Falcon Virtual Academy is anything but your average school. Though the Academy now enrolls 403 students, you will almost never see all of them in the building at once. Falcon Virtual Academy is just what the name implies: school in a (nearly) virtual setting.
As of yesterday, the Academy is operating out of its new location at 613 Constitution Ave. Though this will be the second full school year for the Academy, this will be the first school term in the newly opened facility. Located in a former (remodeled and refurbished) light warehouse, the building features more open space than one might see in a normal, public school.

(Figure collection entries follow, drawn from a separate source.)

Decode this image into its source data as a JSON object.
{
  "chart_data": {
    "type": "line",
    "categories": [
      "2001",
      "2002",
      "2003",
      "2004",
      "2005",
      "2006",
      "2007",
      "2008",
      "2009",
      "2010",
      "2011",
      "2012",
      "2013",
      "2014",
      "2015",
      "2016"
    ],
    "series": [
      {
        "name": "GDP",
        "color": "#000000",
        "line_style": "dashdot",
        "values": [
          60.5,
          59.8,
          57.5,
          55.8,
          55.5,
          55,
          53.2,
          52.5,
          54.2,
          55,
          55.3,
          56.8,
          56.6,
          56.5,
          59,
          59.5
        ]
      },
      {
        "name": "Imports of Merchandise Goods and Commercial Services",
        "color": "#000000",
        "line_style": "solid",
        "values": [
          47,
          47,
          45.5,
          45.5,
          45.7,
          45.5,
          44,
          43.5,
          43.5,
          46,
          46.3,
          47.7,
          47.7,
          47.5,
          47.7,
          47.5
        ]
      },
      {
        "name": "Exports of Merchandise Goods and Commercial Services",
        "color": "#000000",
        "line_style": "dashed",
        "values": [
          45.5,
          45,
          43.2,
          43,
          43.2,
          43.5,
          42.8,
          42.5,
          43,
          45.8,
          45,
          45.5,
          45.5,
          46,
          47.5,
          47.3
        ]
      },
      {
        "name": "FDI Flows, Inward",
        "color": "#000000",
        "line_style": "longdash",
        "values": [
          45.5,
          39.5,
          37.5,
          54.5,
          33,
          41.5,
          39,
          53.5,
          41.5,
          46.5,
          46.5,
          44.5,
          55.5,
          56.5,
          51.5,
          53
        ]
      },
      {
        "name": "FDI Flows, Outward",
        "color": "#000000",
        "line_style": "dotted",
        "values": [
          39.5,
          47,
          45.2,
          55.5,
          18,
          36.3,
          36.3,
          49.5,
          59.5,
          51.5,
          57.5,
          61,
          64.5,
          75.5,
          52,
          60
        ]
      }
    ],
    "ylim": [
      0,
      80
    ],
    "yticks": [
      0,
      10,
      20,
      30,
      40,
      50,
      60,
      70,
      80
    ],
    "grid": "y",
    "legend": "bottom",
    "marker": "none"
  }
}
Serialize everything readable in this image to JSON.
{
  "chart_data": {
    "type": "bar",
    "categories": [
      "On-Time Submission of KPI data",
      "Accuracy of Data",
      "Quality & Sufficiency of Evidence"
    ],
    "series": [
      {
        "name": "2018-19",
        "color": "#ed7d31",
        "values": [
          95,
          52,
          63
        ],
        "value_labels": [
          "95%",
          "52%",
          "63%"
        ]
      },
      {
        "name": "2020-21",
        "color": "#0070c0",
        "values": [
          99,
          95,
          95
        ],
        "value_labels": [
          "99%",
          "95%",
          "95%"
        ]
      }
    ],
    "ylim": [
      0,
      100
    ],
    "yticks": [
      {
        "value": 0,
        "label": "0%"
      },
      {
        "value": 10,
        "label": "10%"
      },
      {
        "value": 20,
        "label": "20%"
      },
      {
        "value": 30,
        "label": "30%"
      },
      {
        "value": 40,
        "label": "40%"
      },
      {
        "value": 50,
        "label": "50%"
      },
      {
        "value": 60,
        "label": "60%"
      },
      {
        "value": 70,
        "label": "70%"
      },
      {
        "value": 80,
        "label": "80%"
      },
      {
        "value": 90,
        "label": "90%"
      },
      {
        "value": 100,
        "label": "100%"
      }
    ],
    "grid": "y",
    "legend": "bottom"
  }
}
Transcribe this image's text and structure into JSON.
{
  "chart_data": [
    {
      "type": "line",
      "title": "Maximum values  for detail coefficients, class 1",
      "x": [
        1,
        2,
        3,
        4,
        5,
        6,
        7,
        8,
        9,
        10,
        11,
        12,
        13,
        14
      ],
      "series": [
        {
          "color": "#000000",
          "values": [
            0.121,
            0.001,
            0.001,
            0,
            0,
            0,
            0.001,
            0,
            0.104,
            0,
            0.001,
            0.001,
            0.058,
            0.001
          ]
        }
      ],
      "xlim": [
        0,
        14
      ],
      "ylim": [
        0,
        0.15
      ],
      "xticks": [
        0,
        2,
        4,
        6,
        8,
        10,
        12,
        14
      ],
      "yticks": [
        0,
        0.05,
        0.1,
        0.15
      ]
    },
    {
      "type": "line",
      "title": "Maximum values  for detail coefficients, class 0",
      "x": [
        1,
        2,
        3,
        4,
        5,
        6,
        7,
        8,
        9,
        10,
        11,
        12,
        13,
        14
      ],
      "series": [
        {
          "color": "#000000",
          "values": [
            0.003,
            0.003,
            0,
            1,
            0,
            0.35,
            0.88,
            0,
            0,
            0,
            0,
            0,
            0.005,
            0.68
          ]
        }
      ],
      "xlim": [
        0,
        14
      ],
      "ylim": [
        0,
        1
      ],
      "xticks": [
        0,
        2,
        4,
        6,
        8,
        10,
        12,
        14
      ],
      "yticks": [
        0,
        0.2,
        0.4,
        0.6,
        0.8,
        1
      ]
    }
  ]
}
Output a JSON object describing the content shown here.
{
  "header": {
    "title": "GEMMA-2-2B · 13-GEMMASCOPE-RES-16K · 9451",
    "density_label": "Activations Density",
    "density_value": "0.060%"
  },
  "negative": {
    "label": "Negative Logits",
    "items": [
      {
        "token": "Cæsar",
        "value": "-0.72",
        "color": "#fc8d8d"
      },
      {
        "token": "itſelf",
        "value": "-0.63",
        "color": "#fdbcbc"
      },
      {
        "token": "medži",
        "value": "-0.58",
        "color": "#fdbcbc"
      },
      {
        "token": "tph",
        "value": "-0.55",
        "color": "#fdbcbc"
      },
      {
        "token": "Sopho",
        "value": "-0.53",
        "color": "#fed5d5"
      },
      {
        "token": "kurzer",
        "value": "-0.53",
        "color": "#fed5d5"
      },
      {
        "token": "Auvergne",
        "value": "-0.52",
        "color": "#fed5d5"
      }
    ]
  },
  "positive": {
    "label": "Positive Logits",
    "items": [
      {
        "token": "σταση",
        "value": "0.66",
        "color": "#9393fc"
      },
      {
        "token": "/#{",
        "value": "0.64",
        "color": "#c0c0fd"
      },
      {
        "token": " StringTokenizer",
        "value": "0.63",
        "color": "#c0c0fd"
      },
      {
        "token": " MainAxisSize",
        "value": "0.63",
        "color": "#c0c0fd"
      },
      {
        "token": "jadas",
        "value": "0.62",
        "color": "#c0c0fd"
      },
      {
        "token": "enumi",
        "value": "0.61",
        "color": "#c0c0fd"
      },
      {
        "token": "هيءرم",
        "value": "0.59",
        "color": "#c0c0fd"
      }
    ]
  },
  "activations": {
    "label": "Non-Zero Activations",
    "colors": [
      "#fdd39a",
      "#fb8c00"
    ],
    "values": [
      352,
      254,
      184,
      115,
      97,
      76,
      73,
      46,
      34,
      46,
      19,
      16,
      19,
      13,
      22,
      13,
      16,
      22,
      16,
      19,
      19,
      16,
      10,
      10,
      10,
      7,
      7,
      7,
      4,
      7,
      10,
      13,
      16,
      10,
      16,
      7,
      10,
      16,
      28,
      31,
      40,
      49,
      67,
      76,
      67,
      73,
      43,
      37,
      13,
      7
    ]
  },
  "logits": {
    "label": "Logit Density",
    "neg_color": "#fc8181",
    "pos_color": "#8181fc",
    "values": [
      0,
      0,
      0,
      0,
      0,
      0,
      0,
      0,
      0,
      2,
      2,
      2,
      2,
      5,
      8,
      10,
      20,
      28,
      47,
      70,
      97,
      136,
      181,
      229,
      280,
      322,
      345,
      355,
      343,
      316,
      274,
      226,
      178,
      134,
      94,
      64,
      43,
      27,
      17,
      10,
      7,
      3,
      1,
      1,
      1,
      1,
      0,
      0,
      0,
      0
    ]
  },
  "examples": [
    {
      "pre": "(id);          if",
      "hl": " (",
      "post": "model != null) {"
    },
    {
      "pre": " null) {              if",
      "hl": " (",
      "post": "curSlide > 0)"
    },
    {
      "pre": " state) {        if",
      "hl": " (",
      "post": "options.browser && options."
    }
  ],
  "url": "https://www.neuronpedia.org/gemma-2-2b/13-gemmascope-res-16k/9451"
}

“The whole budget [for the new building] was about three million dollars, where as a traditional school costs 50 to 100 million,” says Stephanie Wurtz Meredith, public information officer for Falcon School District 49.
But don’t think the drop in budget will equate to a skimp on the quality of education. It’s an entirely different way to approach the concept of “school.” Students (K-12) can choose to be either full-time, part-time, or blended: either entirely taking online courses from home, completing some from home and some at the Academy, or taking all of their classes at the Academy.
“It depends on what the student wants and needs,” says Meredith. The Academy really benefits students who want a change of pace from normal schools: Whether because the pace of typical classrooms is too fast or too slow, or because the student is having a hard time adjusting socially.
How would a class at Falcon Virtual Academy look, one might ask? Students sit at computer pods, participating in online courses, while a teacher is in the classroom to answer any questions they have. Say goodbye to standard lecture classrooms, and hello to video conferencing. Mixed with this more avant-garde approach are more labs and field trips: offering a more hands-on experience than most schools.
It’s an unusual approach, but an intriguing one, at that. “We’re really setting a model for how to do the blended classroom,” says Meredith. “People have to be willing to take a little bit of a risk.”
With this background in mind, the Falcon School District 49 Board of Education will be holding its regular meeting at the new building at 6:30 tonight. On the agenda will be discussion about new technologies, and goals for the POWER Innovation Zone (increased support and advancement in 21st century learning) and, of course, an opportunity to see the new building.